We recommend using Raspbian Lite as the operating system, but other flavors will do. There's an entire process that documents how to flash your SD card with the latest Raspbian OS. If you're running macOS, we recommend going through this documentation.
Next, install the audio drivers for the ReSpeaker 2-Mics Pi HAT. Detailed documentation about the process can be found here.
$ git clone https://github.com/respeaker/seeed-voicecard.git
$ cd seeed-voicecard
$ sudo ./install.sh
$ reboot
Once flashed, change your RPi configuration so that it uses extra memory SWAP space. You can do this by editing /etc/dphys-swapfile
:
$ sudo nano /etc/dphys-swapfile
Uncomment the CONF_SWAPSIZE
and CONF_MAXSWAP
parameters, and set them to a value that is roughly above 1G. In our case, we've set it to 4096
.
CONF_SWAPSIZE=4096
CONF_MAXSWAP=4096
Once you've configured your SWAP space, we recommend creating a virtualenv
environment. You can do this via:
$ sudo pip3 install virtualenv
$ virtualenv ./ubicoustics -p python3
$ source ubicoustics/bin/activate
Once virtualenv
is installed, clone the repo and follow the instructions above to run Ubicoustics.
(ubicoustics)$ git clone https://github.com/FIGLAB/ubicoustics.git
(ubicoustics)$ cd ubicoustics
(ubicoustics)$ python example_fileprediction_simple.py
Once running, you'll get warning messages, specifically about exceeding memory. Don't worry— RPi will keep chugging along until tensorflow
completes loading the model.
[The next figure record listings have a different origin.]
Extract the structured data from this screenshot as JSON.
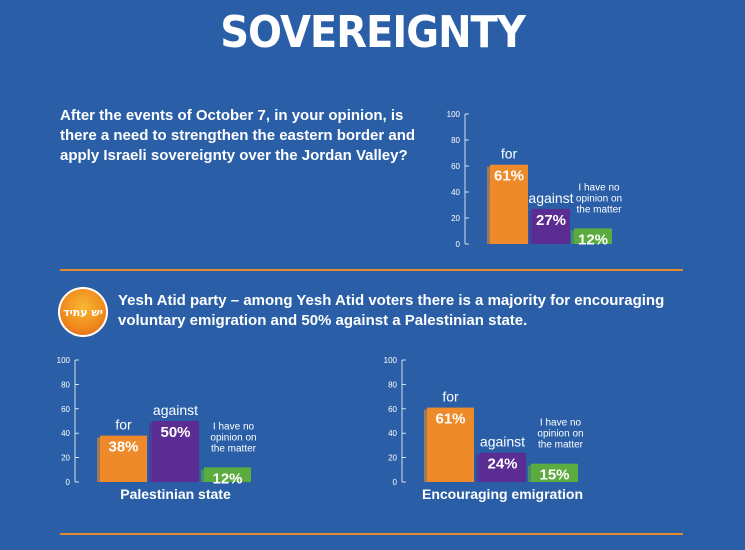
{
  "header": {
    "title": "SOVEREIGNTY"
  },
  "question": "After the events of October 7, in your opinion, is there a need to strengthen the eastern border and apply Israeli sovereignty over the Jordan Valley?",
  "party": {
    "logo_text": "יש עתיד",
    "statement": "Yesh Atid party – among Yesh Atid voters there is a majority for encouraging voluntary emigration and 50% against a Palestinian state."
  },
  "colors": {
    "background": "#2a5fa8",
    "for": "#ee8a2a",
    "against": "#5b2c91",
    "no_opinion": "#5cab3f",
    "divider": "#e38a2e"
  },
  "chart_data": [
    {
      "type": "bar",
      "title": "",
      "categories": [
        "for",
        "against",
        "I have no opinion on the matter"
      ],
      "values": [
        61,
        27,
        12
      ],
      "value_labels": [
        "61%",
        "27%",
        "12%"
      ],
      "ylim": [
        0,
        100
      ],
      "yticks": [
        0,
        20,
        40,
        60,
        80,
        100
      ],
      "grid": false
    },
    {
      "type": "bar",
      "title": "Palestinian state",
      "categories": [
        "for",
        "against",
        "I have no opinion on the matter"
      ],
      "values": [
        38,
        50,
        12
      ],
      "value_labels": [
        "38%",
        "50%",
        "12%"
      ],
      "ylim": [
        0,
        100
      ],
      "yticks": [
        0,
        20,
        40,
        60,
        80,
        100
      ],
      "grid": false
    },
    {
      "type": "bar",
      "title": "Encouraging emigration",
      "categories": [
        "for",
        "against",
        "I have no opinion on the matter"
      ],
      "values": [
        61,
        24,
        15
      ],
      "value_labels": [
        "61%",
        "24%",
        "15%"
      ],
      "ylim": [
        0,
        100
      ],
      "yticks": [
        0,
        20,
        40,
        60,
        80,
        100
      ],
      "grid": false
    }
  ]
}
Once done, your output should look something like this:
Downloading example_model.hdf5 [867MB]:
100% [......................................................................] 865808944 / 865808944
Using deep learning model: models/example_model.hdf5
2018-12-17 15:09:08.039745: W tensorflow/core/framework/allocator.cc:113] Allocation of 1024 exceeds 10% of system memory.
2018-12-17 15:09:08.040125: W tensorflow/core/framework/allocator.cc:113] Allocation of 1024 exceeds 10% of system memory.
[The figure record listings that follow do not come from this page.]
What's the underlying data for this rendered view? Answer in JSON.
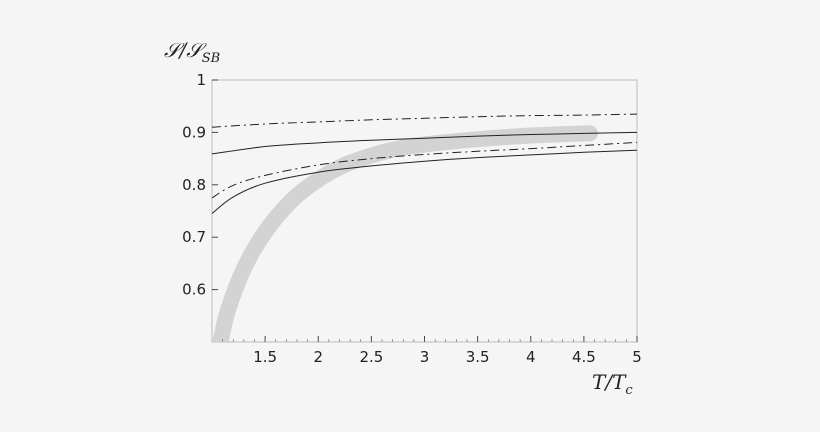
{
  "chart_data": {
    "type": "line",
    "title": "",
    "xlabel": "T/T",
    "xlabel_sub": "c",
    "ylabel": "𝒮/𝒮",
    "ylabel_sub": "SB",
    "xlim": [
      1.0,
      5.0
    ],
    "ylim": [
      0.5,
      1.0
    ],
    "x_ticks": [
      1.5,
      2,
      2.5,
      3,
      3.5,
      4,
      4.5,
      5
    ],
    "x_tick_labels": [
      "1.5",
      "2",
      "2.5",
      "3",
      "3.5",
      "4",
      "4.5",
      "5"
    ],
    "y_ticks": [
      0.6,
      0.7,
      0.8,
      0.9,
      1.0
    ],
    "y_tick_labels": [
      "0.6",
      "0.7",
      "0.8",
      "0.9",
      "1"
    ],
    "grid": false,
    "legend": "none",
    "series": [
      {
        "style": "solid",
        "color": "#222222",
        "x": [
          1.0,
          1.5,
          2.0,
          2.5,
          3.0,
          3.5,
          4.0,
          4.5,
          5.0
        ],
        "y": [
          0.859,
          0.873,
          0.88,
          0.885,
          0.889,
          0.893,
          0.896,
          0.898,
          0.9
        ]
      },
      {
        "style": "solid",
        "color": "#222222",
        "x": [
          1.0,
          1.2,
          1.5,
          2.0,
          2.5,
          3.0,
          3.5,
          4.0,
          4.5,
          5.0
        ],
        "y": [
          0.745,
          0.777,
          0.803,
          0.824,
          0.836,
          0.845,
          0.852,
          0.857,
          0.862,
          0.866
        ]
      },
      {
        "style": "dashdot",
        "color": "#222222",
        "x": [
          1.0,
          1.5,
          2.0,
          2.5,
          3.0,
          3.5,
          4.0,
          4.5,
          5.0
        ],
        "y": [
          0.91,
          0.916,
          0.92,
          0.924,
          0.927,
          0.93,
          0.932,
          0.933,
          0.935
        ]
      },
      {
        "style": "dashdot",
        "color": "#222222",
        "x": [
          1.0,
          1.2,
          1.5,
          2.0,
          2.5,
          3.0,
          3.5,
          4.0,
          4.5,
          5.0
        ],
        "y": [
          0.775,
          0.799,
          0.818,
          0.838,
          0.85,
          0.858,
          0.864,
          0.869,
          0.875,
          0.881
        ]
      },
      {
        "style": "band",
        "color": "#d3d3d3",
        "x": [
          1.08,
          1.15,
          1.3,
          1.5,
          1.75,
          2.0,
          2.25,
          2.5,
          2.75,
          3.0,
          3.5,
          4.0,
          4.5,
          4.55
        ],
        "y": [
          0.5,
          0.56,
          0.64,
          0.71,
          0.77,
          0.81,
          0.838,
          0.856,
          0.869,
          0.877,
          0.887,
          0.894,
          0.898,
          0.898
        ]
      }
    ]
  }
}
2018-12-17 15:09:08.040456: W tensorflow/core/framework/allocator.cc:113] Allocation of 2048 exceeds 10% of system memory.
2018-12-17 15:09:08.040689: W tensorflow/core/framework/allocator.cc:113] Allocation of 2048 exceeds 10% of system memory.
2018-12-17 15:09:08.040904: W tensorflow/core/framework/allocator.cc:113] Allocation of 16384 exceeds 10% of system memory.
Prediction: Coughing (1.00)
Prediction: Coughing (1.00)
Prediction: Coughing (1.00)
Prediction: Coughing (1.00)
Prediction: Coughing (1.00)
Prediction: Toilet Flushing (1.00)
Prediction: Toilet Flushing (1.00)
Prediction: Toilet Flushing (1.00)
Prediction: Water Running (1.00)
Prediction: Water Running (1.00)
Prediction: Water Running (1.00)
Prediction: Water Running (1.00)
Prediction: Water Running (1.00)
Prediction: Water Running (1.00)
Prediction: Water Running (1.00)
Prediction: Water Running (1.00)
Prediction: Knocking (1.00)
Prediction: Knocking (0.99)
Prediction: Knocking (0.91)
Feel free to try the other examples. It takes a while for RPi to run the script, but once loaded, you'll have a prediction framerate of about 1Hz. If you've made it this far, congratulations! :)
(ubicoustics)$ python example_liveprediction_simple.py
That's it! For help, questions, and general feedback, contact Gierad Laput ([email protected]).
THE PROGRAM IS DISTRIBUTED IN THE HOPE THAT IT WILL BE USEFUL, BUT WITHOUT ANY WARRANTY. IT IS PROVIDED "AS IS" WITHOUT WARRANTY OF ANY KIND, EITHER EXPRESSED OR IMPLIED, INCLUDING, BUT NOT LIMITED TO, THE IMPLIED WARRANTIES OF MERCHANTABILITY AND FITNESS FOR A PARTICULAR PURPOSE. THE ENTIRE RISK AS TO THE QUALITY AND PERFORMANCE OF THE PROGRAM IS WITH YOU. SHOULD THE PROGRAM PROVE DEFECTIVE, YOU ASSUME THE COST OF ALL NECESSARY SERVICING, REPAIR OR CORRECTION.
IN NO EVENT UNLESS REQUIRED BY APPLICABLE LAW THE AUTHOR WILL BE LIABLE TO YOU FOR DAMAGES, INCLUDING ANY GENERAL, SPECIAL, INCIDENTAL OR CONSEQUENTIAL DAMAGES ARISING OUT OF THE USE OR INABILITY TO USE THE PROGRAM (INCLUDING BUT NOT LIMITED TO LOSS OF DATA OR DATA BEING RENDERED INACCURATE OR LOSSES SUSTAINED BY YOU OR THIRD PARTIES OR A FAILURE OF THE PROGRAM TO OPERATE WITH ANY OTHER PROGRAMS), EVEN IF THE AUTHOR HAS BEEN ADVISED OF THE POSSIBILITY OF SUCH DAMAGES.